Lilith’s brother in particular bears the burden of ‘token cowardly boy’ that has become a prerequisite for modern storytelling, but never sinks to that level of cliché. Instead, given the first opportunity to do so, he hitches his belt up and heroically strides into danger to save his younger sister. His bravery proves unnecessary as the threat in his mind was greater than the threat in reality, but his ability to rise to the challenge serves as a useful example of how Lilith Dark avoids the pitfalls that snare so many comics creators these days.
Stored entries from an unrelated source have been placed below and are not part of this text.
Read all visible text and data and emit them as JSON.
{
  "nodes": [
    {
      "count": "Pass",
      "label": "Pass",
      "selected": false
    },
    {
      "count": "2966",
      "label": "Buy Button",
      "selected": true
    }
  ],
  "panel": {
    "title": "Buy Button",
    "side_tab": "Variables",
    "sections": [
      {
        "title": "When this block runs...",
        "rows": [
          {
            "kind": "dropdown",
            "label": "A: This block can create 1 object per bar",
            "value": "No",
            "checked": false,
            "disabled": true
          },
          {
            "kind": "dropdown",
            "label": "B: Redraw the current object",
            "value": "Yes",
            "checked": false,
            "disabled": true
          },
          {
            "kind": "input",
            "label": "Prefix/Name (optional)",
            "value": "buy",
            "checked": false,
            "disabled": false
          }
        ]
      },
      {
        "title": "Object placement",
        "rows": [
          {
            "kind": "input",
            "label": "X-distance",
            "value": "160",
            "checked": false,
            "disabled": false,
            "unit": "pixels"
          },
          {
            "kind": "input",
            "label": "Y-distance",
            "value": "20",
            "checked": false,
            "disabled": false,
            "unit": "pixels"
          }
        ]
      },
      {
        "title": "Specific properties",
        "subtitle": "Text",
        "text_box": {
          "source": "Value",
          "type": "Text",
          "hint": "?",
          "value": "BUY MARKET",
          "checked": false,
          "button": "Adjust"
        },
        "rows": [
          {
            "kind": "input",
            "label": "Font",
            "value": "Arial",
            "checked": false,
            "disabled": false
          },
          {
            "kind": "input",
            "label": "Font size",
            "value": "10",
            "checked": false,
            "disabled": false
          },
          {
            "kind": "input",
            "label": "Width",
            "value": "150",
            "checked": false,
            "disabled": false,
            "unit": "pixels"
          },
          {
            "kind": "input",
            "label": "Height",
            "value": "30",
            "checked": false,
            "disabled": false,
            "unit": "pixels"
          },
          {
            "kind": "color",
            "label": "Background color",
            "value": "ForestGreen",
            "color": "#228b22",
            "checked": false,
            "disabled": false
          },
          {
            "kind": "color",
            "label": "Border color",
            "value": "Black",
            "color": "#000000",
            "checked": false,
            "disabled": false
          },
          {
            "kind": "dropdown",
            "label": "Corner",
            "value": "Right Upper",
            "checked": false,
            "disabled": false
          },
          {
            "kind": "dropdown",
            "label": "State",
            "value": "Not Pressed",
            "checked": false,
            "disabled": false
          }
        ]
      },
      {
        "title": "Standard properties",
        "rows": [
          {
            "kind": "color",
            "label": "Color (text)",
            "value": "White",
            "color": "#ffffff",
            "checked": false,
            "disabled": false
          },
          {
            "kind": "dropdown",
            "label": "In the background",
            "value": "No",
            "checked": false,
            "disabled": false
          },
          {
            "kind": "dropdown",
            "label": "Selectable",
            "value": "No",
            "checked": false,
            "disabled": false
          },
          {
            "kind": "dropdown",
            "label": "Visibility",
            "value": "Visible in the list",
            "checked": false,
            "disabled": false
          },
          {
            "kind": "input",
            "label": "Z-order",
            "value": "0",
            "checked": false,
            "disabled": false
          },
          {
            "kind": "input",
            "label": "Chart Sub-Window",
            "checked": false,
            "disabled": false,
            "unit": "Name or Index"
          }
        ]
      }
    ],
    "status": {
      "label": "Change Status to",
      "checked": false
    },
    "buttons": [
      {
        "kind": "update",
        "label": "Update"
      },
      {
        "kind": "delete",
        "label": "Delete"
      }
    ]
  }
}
The artwork is a bit cartoony, appropriately so given the target audience, and adds to the fairy tale nature of the thing. Dowd’s illustrations stay well away from the flat and lazy artwork that seems to be all the rage these days and yes I’m looking at you, CalArts.
The pacing, characters, and threats in this story make for a perfect introduction to comic books for the younger set. I read Lilith Dark in part through the eyes of my own five-year-old daughter, who laughed along with Lilith’s adventures and appreciated her bravery. The ‘beasties’ in the story might have claws and sharp teeth, but they bring just the right amount of menace to thrill the younger set with the right amount of slapstick to ensure they don’t wake up in the middle of the night. Though a little too childish for readers in the tween and older brackets, parents can rest easy knowing Lilith Dark hits the sweet spot for that four to eight-year-old range.
Now I’ve got to see if Mother Russia can make this a hat trick for Alterna.